What kind of diseases can you catch from your cat or dog?

Pets can put you at risk for a shocking number of illnesses. Some are not as concerning as others: For instance, dogs and cats can spread stomach bugs like gastroenteritis, which causes diarrhea, cramps, nausea, vomiting, and fever. In most cases, it’s not a serious or especially harmful illness, according to the National Institutes of Health.

Here’s another example: If you thought the bacterial infection salmonella only occurs after eating raw eggs (note to self: put down the cookie dough), then you might be surprised to learn that you can also catch it by coming into contact with a pet’s infected poop or saliva, according to Healthline

On the other end of the spectrum, MRSA (methicillin-resistant Staphylococcus aureus), which can be spread between humans and pets, has become a concern for hospitals in recent years because of its resistance to common antibiotics drugs, making it difficult to treat. It can even be life-threatening among immunocompromised people.

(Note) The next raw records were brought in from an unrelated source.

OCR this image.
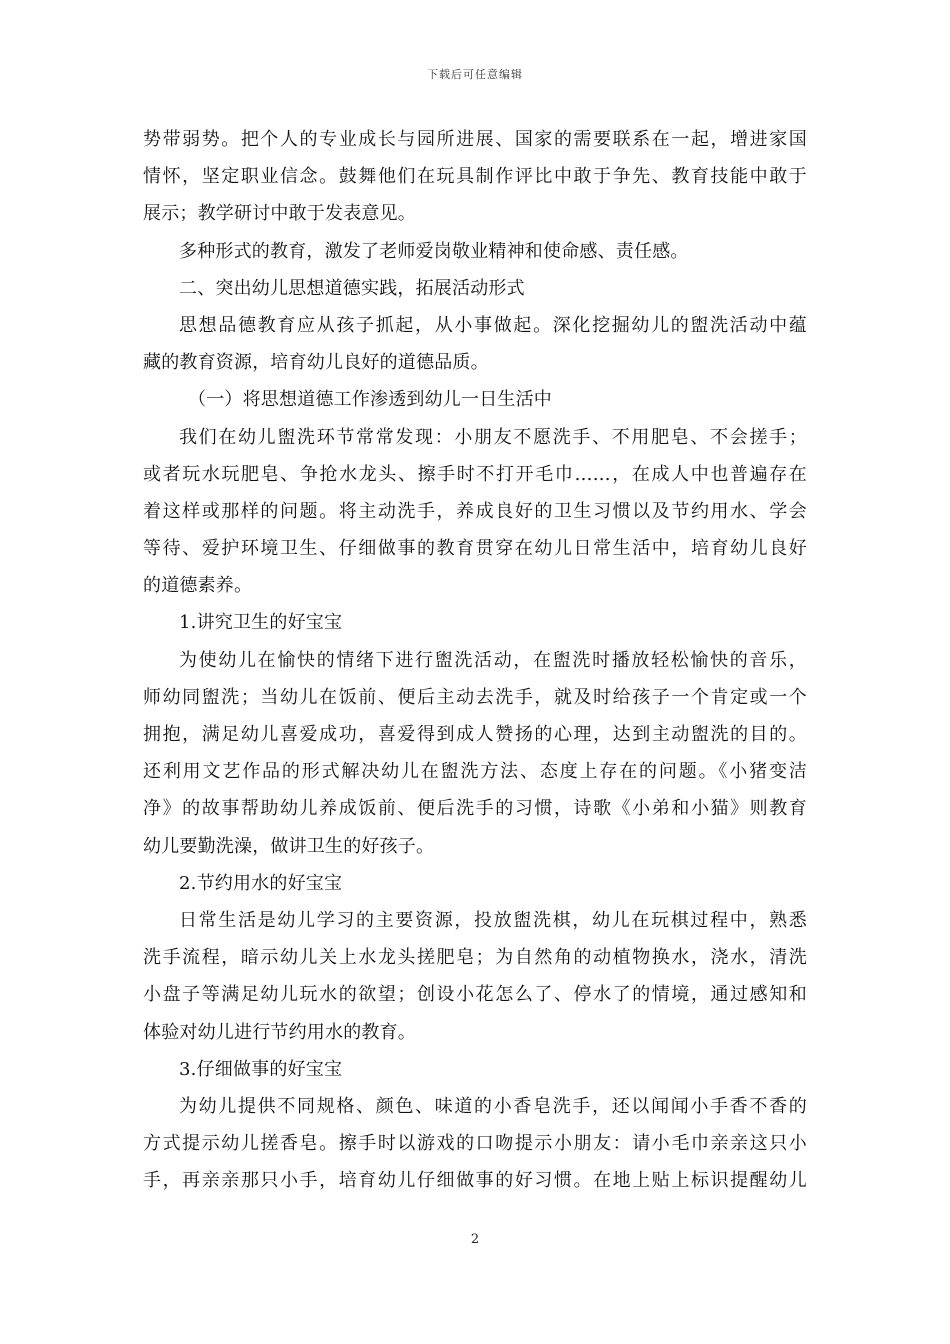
下载后可任意编辑
势带弱势。把个人的专业成长与园所进展、国家的需要联系在一起，增进家国
情怀，坚定职业信念。鼓舞他们在玩具制作评比中敢于争先、教育技能中敢于
展示；教学研讨中敢于发表意见。
多种形式的教育，激发了老师爱岗敬业精神和使命感、责任感。
二、突出幼儿思想道德实践，拓展活动形式
思想品德教育应从孩子抓起，从小事做起。深化挖掘幼儿的盥洗活动中蕴
藏的教育资源，培育幼儿良好的道德品质。
（一）将思想道德工作渗透到幼儿一日生活中
我们在幼儿盥洗环节常常发现：小朋友不愿洗手、不用肥皂、不会搓手；
或者玩水玩肥皂、争抢水龙头、擦手时不打开毛巾……，在成人中也普遍存在
着这样或那样的问题。将主动洗手，养成良好的卫生习惯以及节约用水、学会
等待、爱护环境卫生、仔细做事的教育贯穿在幼儿日常生活中，培育幼儿良好
的道德素养。
1.讲究卫生的好宝宝
为使幼儿在愉快的情绪下进行盥洗活动，在盥洗时播放轻松愉快的音乐，
师幼同盥洗；当幼儿在饭前、便后主动去洗手，就及时给孩子一个肯定或一个
拥抱，满足幼儿喜爱成功，喜爱得到成人赞扬的心理，达到主动盥洗的目的。
还利用文艺作品的形式解决幼儿在盥洗方法、态度上存在的问题。《小猪变洁
净》的故事帮助幼儿养成饭前、便后洗手的习惯，诗歌《小弟和小猫》则教育
幼儿要勤洗澡，做讲卫生的好孩子。
2.节约用水的好宝宝
日常生活是幼儿学习的主要资源，投放盥洗棋，幼儿在玩棋过程中，熟悉
洗手流程，暗示幼儿关上水龙头搓肥皂；为自然角的动植物换水，浇水，清洗
小盘子等满足幼儿玩水的欲望；创设小花怎么了、停水了的情境，通过感知和
体验对幼儿进行节约用水的教育。
3.仔细做事的好宝宝
为幼儿提供不同规格、颜色、味道的小香皂洗手，还以闻闻小手香不香的
方式提示幼儿搓香皂。擦手时以游戏的口吻提示小朋友：请小毛巾亲亲这只小
手，再亲亲那只小手，培育幼儿仔细做事的好习惯。在地上贴上标识提醒幼儿
2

Meanwhile, some researchers even think a new form of the coronavirus that has recently been discovered everywhere from Arkansas to Thailand might’ve originally come from dogs, according to NPR.

Still, what’s probably more common is certain parasitic illnesses. According to a 2017 study published in the National Library of Medicine, dogs and cats can potentially increase pet owners’ chances of tick-borne illnesses, like Lyme disease, because they tend to track these pests inside after exploring the outdoors. Dogs and cats can also spread fungal diseases like ringworm — which causes an itchy rash on the skin.

How can you avoid getting sick from your pet?

The good news is that in the vast majority of cases, these viruses from animals won’t even make you sick — and if they do, you might not even know it. For instance, that new strain of coronavirus only causes mild symptoms among adults (or even none at all).  

But the CDC does recommend taking a variety of steps to protect yourself. You can start by washing your hands thoroughly with soap and water after handling any kind of poop, even if you picked it up with a scooper or bag. If you do indulge in a kiss from your pet, make sure to avoid your face, especially your mouth, nose, or eyes.

Another key step is to stay up-to-date on vaccinations — which goes for shots meant for your furry friend and for yourself. Virologist John Lednicky Lednicky told NPR that humans can spread infections like the flu to pets via a phenomenon known as “reverse zoonosis,” so it’s best to take extra precaution if you’re a pet owner.